The Dougherty County School Board received an evaluation of both Monroe High and Dougherty Comprehensive High School's math departments during their meeting on Monday night, and although they called the presentation brutally honest, they also say it was needed.
For years, students at both schools have fallen short of county and state standards when it comes to math. Those results were calculated by the Georgia Department of Education who then went a step further into finding out how they got there.
"We wanted to share with them that we looked at the practices in the area of mathematics at both of those schools," said Dr. Samuel Taylor, the Program Manager for District Effectiveness with the Georgia Department of Education.
In March, three teams of four people from the district, school and state department went into each classroom to evaluate the teachers practices to see if they played a role in the low statistics.
"We had two standards. We had the instructional strategy and the positive learning environment and so each individual went in there with their own rubric and they assessed the effectiveness of that teacher," said Dr. Taylor.
In the instructional strategy evaluation, around 70% of the teachers from both schools fell into the needs improvement or ineffective category, which officials say is alarming. However, they instructed the school board that it could be turned around, and members like Darrel Ealum say this is the change they've been waiting for.
"Tonight was the first time that I've had someone go right to the heart of the issue and say we've got a serious problem and if you want to solve that problem, it's A, B and C," said Ealum.

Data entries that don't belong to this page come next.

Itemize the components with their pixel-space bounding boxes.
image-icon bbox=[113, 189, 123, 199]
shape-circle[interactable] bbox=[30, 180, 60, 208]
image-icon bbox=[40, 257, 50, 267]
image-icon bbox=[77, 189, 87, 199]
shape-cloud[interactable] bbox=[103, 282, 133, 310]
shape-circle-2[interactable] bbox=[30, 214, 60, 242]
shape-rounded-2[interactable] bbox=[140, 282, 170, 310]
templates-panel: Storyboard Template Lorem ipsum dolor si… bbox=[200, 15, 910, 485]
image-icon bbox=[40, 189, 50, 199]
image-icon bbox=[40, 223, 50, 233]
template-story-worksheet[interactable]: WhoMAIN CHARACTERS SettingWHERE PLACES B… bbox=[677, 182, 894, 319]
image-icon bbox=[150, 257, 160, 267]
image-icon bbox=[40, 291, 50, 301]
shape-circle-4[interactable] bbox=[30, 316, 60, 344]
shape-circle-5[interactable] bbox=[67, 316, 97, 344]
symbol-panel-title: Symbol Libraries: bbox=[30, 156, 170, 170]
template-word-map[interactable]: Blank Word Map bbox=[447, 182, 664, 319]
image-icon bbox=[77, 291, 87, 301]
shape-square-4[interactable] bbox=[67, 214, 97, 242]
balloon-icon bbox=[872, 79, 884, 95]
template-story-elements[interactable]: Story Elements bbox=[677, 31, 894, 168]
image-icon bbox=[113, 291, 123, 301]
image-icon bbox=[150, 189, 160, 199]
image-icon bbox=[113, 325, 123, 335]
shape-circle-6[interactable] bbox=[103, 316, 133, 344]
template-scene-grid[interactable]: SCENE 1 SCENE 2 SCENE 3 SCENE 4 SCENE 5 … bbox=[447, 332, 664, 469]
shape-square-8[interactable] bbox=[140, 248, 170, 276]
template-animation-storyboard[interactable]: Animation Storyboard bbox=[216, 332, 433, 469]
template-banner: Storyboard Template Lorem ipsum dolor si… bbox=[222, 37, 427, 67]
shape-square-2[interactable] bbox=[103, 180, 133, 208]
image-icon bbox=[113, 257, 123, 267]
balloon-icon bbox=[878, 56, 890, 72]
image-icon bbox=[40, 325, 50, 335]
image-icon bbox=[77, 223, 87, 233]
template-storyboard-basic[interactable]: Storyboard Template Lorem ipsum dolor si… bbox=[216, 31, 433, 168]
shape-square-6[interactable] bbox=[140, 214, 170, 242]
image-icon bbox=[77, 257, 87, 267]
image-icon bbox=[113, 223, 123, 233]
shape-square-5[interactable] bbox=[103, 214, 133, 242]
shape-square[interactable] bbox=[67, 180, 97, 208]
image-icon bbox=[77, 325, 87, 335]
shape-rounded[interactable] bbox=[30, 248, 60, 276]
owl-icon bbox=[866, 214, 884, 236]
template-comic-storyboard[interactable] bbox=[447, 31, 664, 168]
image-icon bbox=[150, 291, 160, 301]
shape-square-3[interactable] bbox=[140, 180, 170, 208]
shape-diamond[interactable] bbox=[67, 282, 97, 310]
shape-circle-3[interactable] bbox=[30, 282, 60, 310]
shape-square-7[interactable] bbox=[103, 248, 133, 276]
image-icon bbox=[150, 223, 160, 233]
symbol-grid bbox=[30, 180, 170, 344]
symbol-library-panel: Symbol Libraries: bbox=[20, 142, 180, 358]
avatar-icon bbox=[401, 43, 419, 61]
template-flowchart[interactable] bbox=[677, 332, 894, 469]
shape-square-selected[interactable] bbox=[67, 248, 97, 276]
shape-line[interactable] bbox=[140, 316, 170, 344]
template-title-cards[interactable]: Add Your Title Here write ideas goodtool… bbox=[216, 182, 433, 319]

The state says the change begins with the superintendent, administrator within the school and individual teachers, who should all fall into the most effective category when dealing with the lowest achieving students. The board says they're in the position to make that happen, and they've signed on for the challenge.
"It's reassuring to me that this board is committed to making the necessary changes and now the ball will be in our court to make the kinds of recommendations that will stand the test of time," said DCSS Interim Superintendent Dr. David C. Mosely.
Although the change won't be immediate, officials say they believe the schools can make a solid turnaround within 3-4 years if they follow the plan.